Still, I think you can only stop a lightspeed wick from burning out of control if you have some access to it from the sides. So maybe if you stack enough wicks next to each other you could keep the structure safe from attack by controlled deconstruction.
But is there really a way to set up a lot of wicks leading to a central location, such that you couldn't light any of the wicks -- or any simultaneous or near-simultaneous combination of the wicks -- in such a way that the hidden information would fail to be destroyed?
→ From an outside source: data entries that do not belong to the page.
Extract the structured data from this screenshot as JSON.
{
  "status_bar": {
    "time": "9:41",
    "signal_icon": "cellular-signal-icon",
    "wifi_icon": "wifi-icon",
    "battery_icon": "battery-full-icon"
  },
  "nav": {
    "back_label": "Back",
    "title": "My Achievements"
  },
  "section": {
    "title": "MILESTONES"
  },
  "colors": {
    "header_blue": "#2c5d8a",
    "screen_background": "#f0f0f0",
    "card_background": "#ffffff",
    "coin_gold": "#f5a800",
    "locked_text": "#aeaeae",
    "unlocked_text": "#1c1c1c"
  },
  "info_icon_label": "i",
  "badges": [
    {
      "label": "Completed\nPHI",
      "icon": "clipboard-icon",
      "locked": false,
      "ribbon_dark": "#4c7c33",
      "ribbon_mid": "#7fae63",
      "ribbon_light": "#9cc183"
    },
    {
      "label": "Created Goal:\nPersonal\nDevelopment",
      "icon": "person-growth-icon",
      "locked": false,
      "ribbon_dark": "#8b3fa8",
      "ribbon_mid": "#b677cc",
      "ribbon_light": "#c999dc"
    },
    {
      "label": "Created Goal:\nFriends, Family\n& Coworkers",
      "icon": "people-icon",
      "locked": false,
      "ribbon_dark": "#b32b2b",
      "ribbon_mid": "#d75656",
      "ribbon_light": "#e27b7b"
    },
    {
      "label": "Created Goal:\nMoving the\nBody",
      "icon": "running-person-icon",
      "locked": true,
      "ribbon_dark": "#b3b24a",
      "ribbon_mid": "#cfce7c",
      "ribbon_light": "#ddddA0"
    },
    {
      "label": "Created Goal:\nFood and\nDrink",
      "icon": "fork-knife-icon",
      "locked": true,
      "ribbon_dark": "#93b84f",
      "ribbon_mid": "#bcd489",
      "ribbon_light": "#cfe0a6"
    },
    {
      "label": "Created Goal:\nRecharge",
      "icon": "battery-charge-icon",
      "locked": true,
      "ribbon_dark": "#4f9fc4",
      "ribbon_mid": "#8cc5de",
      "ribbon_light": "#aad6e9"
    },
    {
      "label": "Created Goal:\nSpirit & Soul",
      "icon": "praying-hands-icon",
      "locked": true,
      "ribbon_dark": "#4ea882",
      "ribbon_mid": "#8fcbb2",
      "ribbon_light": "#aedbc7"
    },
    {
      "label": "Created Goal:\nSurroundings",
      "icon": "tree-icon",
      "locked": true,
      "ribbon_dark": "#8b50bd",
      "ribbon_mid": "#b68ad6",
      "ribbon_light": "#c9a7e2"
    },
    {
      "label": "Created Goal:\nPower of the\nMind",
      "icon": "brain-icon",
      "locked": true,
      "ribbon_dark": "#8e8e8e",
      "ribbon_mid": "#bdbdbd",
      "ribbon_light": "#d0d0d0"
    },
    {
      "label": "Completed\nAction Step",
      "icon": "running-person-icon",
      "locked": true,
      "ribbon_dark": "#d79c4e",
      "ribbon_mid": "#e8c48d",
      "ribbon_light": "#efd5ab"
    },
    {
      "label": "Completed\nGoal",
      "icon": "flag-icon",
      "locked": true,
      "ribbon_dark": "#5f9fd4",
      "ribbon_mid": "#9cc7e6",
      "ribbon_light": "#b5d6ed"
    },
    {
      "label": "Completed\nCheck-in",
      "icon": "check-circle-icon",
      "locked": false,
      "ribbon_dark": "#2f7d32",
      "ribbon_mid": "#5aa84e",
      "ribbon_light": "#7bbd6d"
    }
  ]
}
You can easily set up reactions where a bit ON or OFF doesn't matter, or an entire still life doesn't matter:
Code: Select all
x = 61, y = 48, rule = LifeHistory
2A39.A$A.A37.A.A$.2A38.2A3$3A37.3A$2.A39.A$.A39.A24$12.2A38.2A$12.2A
38.2A$59.2A$59.2A8$10.2A$10.2A2$3A37.3A$2.A39.A$.A39.A!
At the moment, if I had to pick sides, I'd bet on being able to retrieve the information, not on being able to successfully hide it from any possible attack. That's only for stable patterns, though -- if the Information Obscurers are allowed to hide things behind barberpoles or muttering moats or phoenixes or delicately balanced higher-period stuff, I'd have to think about it some more.
Re: Indistinguishable patterns and white-box cryptography
Hence why I asked...
It's an interesting question.
Personally, I'm in the "it's possible but good luck finding a pattern that works" camp.
It's an interesting question.
Personally, I'm in the "it's possible but good luck finding a pattern that works" camp.